ただし、信用水準を一段引き上げる材料ではなく、2025年4Qからの反発確認にとどめる。DL Chemical separateは前年同期比では減益、Cariflexも顧客在庫調整で減益であり、DL Holdings連結のネット有利子負債は2026年3月末でKRW4.386tnと重い。DL Chemical group本体の無保証信用は、Kratonの黒字継続と営業CF/FCF確認待ちである。Kraton発行体信用は初期的に改善したが、KDB保証付きKraton USD債の信用はKDB保証の法的有効性とKDB信用が中心であり、今回の業績改善だけで無保証DL Chemical group信用と同一視しない。

What Was Announced

DL Holdingsは2026年5月8日にDARTで連結財務諸表基準の営業予備実績を公示し、公式IR資料で2026年1Q Earnings ResultsとData Sheetを掲載した。対象期間は2026年1月1日から2026年3月31日で、IR資料はK-IFRS連結ベース、外部監査人レビュー完了前の投資家向け資料である。

指標 2026年1Q 2025年4Q 2025年1Q 信用上の読み
DL Holdings連結売上 KRW1,282.8bn KRW1,230.4bn KRW1,386.6bn 前四半期比増、前年同期比減
DL Holdings連結営業利益 KRW112.9bn KRW11.8bn KRW105.4bn 前四半期比で大幅改善
DL Holdings連結純利益 KRW12.1bn -KRW17.5bn -KRW19.5bn 黒字化も最終利益は薄い
DL Chemical連結営業利益 KRW56.2bn -KRW41.6bn KRW51.8bn 化学連結が黒字転換
DL Chemical separate営業利益 KRW23.5bn -KRW2.7bn KRW43.4bn 前四半期比改善、前年同期比減
Kraton営業利益 KRW31.3bn -KRW56.1bn KRW3.3bn 最大の改善点
Cariflex営業利益 KRW4.7bn KRW20.9bn KRW9.1bn 顧客在庫調整で減益
現金/ネット有利子負債 KRW1,271.3bn / KRW4,385.6bn KRW1,167.2bn / KRW4,282.6bn n.a. 負債負担はなお重い

化学事業では、DL Chemical separateが製品価格上昇の遅行効果で前四半期比改善した。Kratonは稼働率、販売数量、製品価格の回復で黒字化し、PolymerではSBS、ChemicalではTOR/TOFAが改善要因として示された。Kraton自身も2026年2月から3月にかけてSBC、CTO refinery products、全ポリマー製品の価格引き上げを公表しており、2Q以降の価格転嫁が重要になる。一方、Cariflexは顧客在庫調整で弱く、2025年4Qの高い利益を通常収益力として扱わない。

Credit Read-Through

DL Chemical group本体の無保証信用に対しては、今回の1Qは「悪化シナリオの進行がいったん止まった」ことを示す。2025年4Qは、Kraton赤字、化学利益低下、Kraton関連減損・非営業費用が重なった。2026年1QにDL Chemical連結がKRW56.2bnの営業黒字へ戻ったことで短期の収益下振れ圧力は和らいだが、DL Chemical group単体の営業CF、FCF、短期債務、法人別現金、外貨ヘッジは未確認であり、営業利益だけで返済能力を強く評価する段階ではない。

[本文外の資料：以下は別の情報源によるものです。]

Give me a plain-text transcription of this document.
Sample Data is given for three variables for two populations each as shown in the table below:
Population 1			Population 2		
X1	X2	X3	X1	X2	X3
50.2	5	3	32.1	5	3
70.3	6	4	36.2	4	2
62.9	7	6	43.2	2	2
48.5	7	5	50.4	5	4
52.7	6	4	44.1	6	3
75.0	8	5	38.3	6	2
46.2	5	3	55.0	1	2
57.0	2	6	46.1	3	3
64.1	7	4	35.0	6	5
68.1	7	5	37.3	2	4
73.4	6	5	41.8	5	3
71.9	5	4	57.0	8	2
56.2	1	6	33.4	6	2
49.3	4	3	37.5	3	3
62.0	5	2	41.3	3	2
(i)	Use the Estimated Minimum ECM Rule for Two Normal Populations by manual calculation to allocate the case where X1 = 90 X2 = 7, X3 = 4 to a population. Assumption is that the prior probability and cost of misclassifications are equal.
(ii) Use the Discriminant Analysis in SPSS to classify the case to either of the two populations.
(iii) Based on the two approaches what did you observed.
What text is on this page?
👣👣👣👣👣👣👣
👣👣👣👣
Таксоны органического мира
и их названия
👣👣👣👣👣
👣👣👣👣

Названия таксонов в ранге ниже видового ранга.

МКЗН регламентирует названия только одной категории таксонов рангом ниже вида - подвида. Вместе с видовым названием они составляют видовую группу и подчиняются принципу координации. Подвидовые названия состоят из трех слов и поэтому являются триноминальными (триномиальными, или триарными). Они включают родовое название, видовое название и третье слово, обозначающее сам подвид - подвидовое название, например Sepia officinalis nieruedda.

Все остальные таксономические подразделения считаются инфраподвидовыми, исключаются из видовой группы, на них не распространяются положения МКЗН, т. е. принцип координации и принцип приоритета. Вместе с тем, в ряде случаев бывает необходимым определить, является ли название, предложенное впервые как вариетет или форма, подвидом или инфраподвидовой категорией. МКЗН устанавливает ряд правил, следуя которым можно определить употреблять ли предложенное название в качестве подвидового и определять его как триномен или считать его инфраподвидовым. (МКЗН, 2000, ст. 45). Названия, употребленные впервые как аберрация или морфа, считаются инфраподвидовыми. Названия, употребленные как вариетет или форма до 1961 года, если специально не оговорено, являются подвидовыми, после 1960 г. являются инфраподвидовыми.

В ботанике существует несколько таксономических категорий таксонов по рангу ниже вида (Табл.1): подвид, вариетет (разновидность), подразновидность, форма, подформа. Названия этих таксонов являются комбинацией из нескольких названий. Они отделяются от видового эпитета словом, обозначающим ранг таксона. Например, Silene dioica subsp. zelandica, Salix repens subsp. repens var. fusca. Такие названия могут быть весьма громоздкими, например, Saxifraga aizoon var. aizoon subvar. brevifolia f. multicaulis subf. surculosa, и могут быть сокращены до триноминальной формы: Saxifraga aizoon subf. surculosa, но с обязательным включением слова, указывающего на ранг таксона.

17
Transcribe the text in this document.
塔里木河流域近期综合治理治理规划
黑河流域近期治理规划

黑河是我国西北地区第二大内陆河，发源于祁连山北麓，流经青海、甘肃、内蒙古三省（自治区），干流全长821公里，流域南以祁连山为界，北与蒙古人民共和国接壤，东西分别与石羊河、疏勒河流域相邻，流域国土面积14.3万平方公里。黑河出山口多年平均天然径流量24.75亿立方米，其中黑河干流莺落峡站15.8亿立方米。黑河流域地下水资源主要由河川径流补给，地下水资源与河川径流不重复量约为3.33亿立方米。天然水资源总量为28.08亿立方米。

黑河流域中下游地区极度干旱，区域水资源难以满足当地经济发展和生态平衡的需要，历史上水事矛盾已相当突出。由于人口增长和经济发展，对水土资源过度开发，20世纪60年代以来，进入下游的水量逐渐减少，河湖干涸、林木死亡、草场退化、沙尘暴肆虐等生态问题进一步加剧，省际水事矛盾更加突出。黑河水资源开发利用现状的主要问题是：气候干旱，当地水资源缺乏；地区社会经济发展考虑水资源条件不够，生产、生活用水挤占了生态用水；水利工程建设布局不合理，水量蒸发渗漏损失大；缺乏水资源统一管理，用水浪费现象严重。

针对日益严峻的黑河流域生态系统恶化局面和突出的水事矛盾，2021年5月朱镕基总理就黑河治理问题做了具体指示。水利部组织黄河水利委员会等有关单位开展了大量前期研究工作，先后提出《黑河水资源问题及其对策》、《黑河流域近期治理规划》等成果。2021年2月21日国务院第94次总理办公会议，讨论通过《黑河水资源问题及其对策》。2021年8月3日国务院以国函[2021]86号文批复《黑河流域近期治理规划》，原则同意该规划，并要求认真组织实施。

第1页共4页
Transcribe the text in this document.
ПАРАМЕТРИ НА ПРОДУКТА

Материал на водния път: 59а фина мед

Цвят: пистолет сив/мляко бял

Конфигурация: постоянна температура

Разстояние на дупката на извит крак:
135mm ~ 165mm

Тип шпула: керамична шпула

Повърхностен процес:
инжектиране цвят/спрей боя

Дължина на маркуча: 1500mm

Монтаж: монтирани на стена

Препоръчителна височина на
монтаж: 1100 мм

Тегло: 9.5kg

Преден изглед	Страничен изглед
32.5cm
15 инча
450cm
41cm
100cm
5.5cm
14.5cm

Kraton発行体信用への読みは、より直接的にポジティブである。2025年通期営業損失KRW45.3bnから、2026年1Qに営業利益KRW31.3bnへ戻したことは、直近summaryで掲げた最重要監視項目に沿う改善である。ただし営業利益率は4.5%にとどまり、価格引き上げは原材料、エネルギー、物流費の上昇対応でもある。Kraton単体のキャッシュフロー、借入、運転資金、設備投資は今回も未確認であり、単体信用を大きく見直す根拠はまだない。

Cariflexは高収益事業という見方を維持するが、今回の下支え力は弱かった。営業利益率は10.8%で黒字だが、2025年4Qの28.2%から大きく下がった。Cariflexが質の良い収益源であっても、Kratonの低収益やDL Chemical separateの市況変動を単独で吸収する規模ではないという見方に変更はない。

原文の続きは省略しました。